Hogan Lovells: steady as she goes
13 August 2013 | By Lucy Burton
1 March 2013
8 February 2013
30 September 2013
1 July 2013
13 August 2013
Hogan Lovells co-CEO David Harris on why the firm’s lack of growth three years into the Lovells and Hogan & Hartson merger is no terrible thing.
While partners at Hogan & Harston and Lovells were popping corks before the ink had dried on the Hogan Lovells merger agreement in 2010, a normally cynical market looked on approvingly, viewing the deal as a sign that the pernicious conditions of the past two years could finally be ending.
The legal community on both sides of the Atlantic was quick to endorse the merger, billed by both firms’ management as a marriage of equals. Lovells had 28 international offices, Hogan 27. Lovells had 1,180 lawyers, of whom 360 were partners, Hogan 700 and 510 respectively. For Hogan, Lovells offered the Holy Grail of London. For Lovells, Hogan had 13 US offices, with crucial presences on the West as well as the East Coast.
Yet the positive way the merger was received was less about the perfect union and more about the fact that it was not a rescue deal for either party. It was a courtship that didn’t simply look good on paper, but was destined to work in practice too.
But fast-forward three years and financial growth at Hogan Lovells has been underwhelming. With 2010 regarded as year zero for the post-merger firm, Harris has positively spun the static results in 2011 and slip in revenues in 2012 as signs of the firm’s resilience.

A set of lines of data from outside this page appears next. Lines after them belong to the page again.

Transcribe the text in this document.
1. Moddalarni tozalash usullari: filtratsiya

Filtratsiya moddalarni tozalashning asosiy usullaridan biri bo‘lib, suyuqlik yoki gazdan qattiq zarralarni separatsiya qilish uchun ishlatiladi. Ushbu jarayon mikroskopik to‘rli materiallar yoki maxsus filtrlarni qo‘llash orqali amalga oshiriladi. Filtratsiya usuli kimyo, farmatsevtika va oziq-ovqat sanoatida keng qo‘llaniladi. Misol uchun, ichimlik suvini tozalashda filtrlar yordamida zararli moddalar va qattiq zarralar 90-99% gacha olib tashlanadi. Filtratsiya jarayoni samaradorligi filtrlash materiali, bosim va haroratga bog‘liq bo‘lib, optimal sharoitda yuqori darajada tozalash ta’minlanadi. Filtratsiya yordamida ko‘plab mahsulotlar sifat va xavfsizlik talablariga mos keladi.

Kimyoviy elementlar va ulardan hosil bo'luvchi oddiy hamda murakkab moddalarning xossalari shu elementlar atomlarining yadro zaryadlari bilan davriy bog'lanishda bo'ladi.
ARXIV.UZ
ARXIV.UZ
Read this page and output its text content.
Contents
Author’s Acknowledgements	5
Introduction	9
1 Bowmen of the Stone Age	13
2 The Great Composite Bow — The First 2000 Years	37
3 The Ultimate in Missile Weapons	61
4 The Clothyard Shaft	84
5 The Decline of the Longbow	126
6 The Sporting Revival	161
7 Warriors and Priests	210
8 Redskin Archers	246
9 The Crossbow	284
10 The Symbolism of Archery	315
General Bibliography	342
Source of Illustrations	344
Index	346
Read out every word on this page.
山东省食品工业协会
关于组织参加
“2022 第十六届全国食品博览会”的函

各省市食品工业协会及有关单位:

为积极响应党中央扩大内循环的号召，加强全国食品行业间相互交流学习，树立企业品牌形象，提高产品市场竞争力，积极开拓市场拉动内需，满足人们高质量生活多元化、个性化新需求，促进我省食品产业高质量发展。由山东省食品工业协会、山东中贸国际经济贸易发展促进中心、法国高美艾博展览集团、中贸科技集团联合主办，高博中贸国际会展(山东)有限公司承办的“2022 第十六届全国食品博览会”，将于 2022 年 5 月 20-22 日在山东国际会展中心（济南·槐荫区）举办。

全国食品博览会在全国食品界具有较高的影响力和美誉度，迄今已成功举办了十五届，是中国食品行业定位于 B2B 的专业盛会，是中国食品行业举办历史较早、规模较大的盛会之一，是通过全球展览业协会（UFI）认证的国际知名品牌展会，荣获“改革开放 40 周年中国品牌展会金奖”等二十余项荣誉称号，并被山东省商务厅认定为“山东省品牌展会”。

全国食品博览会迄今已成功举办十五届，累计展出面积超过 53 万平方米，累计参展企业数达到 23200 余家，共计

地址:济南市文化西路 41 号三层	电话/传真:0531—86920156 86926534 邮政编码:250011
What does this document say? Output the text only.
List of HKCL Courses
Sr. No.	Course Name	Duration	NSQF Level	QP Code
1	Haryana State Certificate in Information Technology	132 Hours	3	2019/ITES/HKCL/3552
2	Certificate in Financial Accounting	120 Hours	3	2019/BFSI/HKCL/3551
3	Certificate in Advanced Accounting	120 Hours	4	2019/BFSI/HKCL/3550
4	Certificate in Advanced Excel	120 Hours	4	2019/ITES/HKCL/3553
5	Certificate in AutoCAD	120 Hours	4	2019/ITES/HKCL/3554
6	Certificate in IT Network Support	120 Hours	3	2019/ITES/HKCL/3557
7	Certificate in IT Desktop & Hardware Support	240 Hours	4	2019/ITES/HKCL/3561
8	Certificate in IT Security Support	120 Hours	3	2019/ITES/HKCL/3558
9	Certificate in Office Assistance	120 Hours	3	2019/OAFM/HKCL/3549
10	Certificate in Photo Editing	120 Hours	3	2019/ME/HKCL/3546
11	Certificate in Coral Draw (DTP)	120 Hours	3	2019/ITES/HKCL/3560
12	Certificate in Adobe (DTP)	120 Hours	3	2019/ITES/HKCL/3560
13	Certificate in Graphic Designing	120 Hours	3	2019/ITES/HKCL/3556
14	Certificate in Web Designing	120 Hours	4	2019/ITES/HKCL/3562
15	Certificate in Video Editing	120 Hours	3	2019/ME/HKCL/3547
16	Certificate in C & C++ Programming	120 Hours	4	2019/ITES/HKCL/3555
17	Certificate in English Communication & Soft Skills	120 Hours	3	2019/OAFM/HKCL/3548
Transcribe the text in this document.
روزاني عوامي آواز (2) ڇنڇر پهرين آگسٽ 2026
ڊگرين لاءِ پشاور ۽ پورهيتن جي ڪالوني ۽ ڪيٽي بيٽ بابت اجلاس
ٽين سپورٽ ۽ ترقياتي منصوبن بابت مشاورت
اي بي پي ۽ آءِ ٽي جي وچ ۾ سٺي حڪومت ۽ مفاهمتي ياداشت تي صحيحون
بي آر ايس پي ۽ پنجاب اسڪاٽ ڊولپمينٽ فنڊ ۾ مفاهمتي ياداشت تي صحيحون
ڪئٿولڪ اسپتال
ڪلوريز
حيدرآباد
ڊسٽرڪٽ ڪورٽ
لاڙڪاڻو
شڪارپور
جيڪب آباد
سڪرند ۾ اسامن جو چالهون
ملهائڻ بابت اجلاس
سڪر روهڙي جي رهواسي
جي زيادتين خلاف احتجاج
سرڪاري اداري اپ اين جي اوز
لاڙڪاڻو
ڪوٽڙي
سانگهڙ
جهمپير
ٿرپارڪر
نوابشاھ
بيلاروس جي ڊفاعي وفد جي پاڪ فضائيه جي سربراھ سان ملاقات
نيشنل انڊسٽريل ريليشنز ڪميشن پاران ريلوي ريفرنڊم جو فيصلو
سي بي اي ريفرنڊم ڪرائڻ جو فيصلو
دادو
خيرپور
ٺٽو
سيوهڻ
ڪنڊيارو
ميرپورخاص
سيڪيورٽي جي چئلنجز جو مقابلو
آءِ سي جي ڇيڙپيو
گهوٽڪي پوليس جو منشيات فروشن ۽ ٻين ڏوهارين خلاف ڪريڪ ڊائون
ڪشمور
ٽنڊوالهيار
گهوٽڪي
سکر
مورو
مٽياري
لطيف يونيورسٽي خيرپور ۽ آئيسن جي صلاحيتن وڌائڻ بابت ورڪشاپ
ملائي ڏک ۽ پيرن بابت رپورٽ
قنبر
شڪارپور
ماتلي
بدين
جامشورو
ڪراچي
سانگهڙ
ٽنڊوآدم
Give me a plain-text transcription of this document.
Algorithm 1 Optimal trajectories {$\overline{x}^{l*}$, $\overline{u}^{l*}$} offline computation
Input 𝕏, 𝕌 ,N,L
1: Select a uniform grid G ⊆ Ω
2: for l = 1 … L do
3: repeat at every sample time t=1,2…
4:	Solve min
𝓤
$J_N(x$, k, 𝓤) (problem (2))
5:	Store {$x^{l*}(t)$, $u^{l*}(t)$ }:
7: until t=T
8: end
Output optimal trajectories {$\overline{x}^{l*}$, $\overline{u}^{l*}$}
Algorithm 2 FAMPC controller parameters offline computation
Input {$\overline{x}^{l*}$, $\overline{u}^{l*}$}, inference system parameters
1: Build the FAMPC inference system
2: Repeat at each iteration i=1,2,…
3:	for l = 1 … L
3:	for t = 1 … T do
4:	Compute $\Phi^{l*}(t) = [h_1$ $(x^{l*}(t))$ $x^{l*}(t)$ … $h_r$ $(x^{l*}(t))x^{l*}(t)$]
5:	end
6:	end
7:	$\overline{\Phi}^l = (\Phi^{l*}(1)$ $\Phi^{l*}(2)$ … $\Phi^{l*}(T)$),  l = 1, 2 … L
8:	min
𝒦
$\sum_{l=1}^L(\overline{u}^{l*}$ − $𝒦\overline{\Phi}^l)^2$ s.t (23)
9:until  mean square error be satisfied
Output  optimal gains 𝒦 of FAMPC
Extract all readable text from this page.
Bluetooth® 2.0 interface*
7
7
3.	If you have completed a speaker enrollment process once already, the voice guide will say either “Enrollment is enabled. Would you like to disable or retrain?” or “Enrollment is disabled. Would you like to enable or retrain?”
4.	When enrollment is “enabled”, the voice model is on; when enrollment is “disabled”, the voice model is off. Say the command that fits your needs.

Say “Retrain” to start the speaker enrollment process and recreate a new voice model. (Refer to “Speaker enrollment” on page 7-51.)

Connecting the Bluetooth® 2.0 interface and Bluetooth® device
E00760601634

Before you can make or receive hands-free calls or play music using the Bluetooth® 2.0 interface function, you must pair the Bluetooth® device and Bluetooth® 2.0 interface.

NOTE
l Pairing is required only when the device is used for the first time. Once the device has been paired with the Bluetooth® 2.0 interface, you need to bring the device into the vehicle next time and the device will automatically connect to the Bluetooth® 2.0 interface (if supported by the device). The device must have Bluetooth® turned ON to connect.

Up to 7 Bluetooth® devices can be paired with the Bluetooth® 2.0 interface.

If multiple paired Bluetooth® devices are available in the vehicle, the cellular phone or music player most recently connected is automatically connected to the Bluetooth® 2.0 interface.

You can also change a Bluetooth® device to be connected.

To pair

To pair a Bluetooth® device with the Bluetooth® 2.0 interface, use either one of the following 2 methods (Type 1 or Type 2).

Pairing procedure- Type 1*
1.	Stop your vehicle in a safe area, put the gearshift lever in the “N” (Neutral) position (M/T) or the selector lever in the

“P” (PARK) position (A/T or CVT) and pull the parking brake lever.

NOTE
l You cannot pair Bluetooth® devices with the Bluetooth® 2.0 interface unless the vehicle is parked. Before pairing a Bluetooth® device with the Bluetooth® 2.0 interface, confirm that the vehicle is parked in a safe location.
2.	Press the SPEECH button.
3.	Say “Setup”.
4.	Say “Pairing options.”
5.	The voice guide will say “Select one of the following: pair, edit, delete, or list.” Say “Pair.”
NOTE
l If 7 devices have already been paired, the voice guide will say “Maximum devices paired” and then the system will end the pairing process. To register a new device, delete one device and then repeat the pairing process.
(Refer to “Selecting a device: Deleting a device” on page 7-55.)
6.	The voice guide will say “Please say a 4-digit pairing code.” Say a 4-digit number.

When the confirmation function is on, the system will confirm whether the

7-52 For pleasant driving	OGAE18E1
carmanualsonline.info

Given the double pressures of difficult market conditions and the disruption and cost of post-merger integration, his point - no move is good news, given the circumstances - is a fair one. Harris said he was pleased that revenue and average profit per equity partner (PEP) was maintained in 2011, when the firm posted effectively flat revenues with turnover reaching $1.665bn compared with $1.664bn in 2010.
“To have maintained revenue and increased PEP is a good result,” he said back in 2011. “Our geographic and practice diversity has helped us, in the current market, play to our strengths.”
However in 2012 turnover dropped 1.9 per cent, from $1.665bn to $1.633bn. PEP and revenue per lawyer also fell during the year, the former by 5.8 per cent to $1.097m, the latter by 3 per cent to $716, 000. Surely a firm three years into a merger should start seeing its turnover move up, even just a little?
“It’s the exchange rate that accounts for the dollar reduction,” said Harris when the figures were reported in March (1 March 2013 ), pointing out that several years ago turnover at legacy Lovells had benefited from exchange rate fluctuations.
Profits for the year also took a battering by the costs associated with the closure of the firm’s office in Abu Dhabi (26 September 2012 ), a base which was originally legacy Hogan & Hartson’s.
“There’s significant downward pressure on fees, which isn’t likely to go away,” Harris admits, adding that the firm is looking at ways it can be more innovative in its fee arrangements.
He certainly doesn’t seem surprised by the results, returning to the point of resilience in a tough market and the advantages the merger has placed Hogan Lovells in the global legal services market.
”We have a strong balance to our global practice, with 45 per cent of our revenue being derived from the US and 48 per cent from Europe, equally divided between London and Continental Europe. We look at leveraging that strength as much as possible,” says Harris. ”That means that just under 10 per cent of total revenue comes from Asia and the Middle East, which is significant although our intention is to grow it given the strategic importance of the region. We are also developing our practice in Latin America.”
Looking ahead, the focus for the firm is cross-selling - the tie-up has allowed the firm to cross-sell relationships and also win places on several panels that would not have been possible pre-merger, including China Development Bank, Societe Generale, Deutsche Bank and Vodafone.
“A lot of work in London is cross-border,” he adds. “The central focus going forward is on cross-selling. Everyone talks about it but doing it well in practice takes longer and is more difficult.
“We’re seeing the benefits of our global reach, particularly with clients seeking to reduce their number of advisers around the world and concentrating their work on a smaller number. Our scale also enables us to benefit from the increasing interaction between markets, such as between China and Latin America.”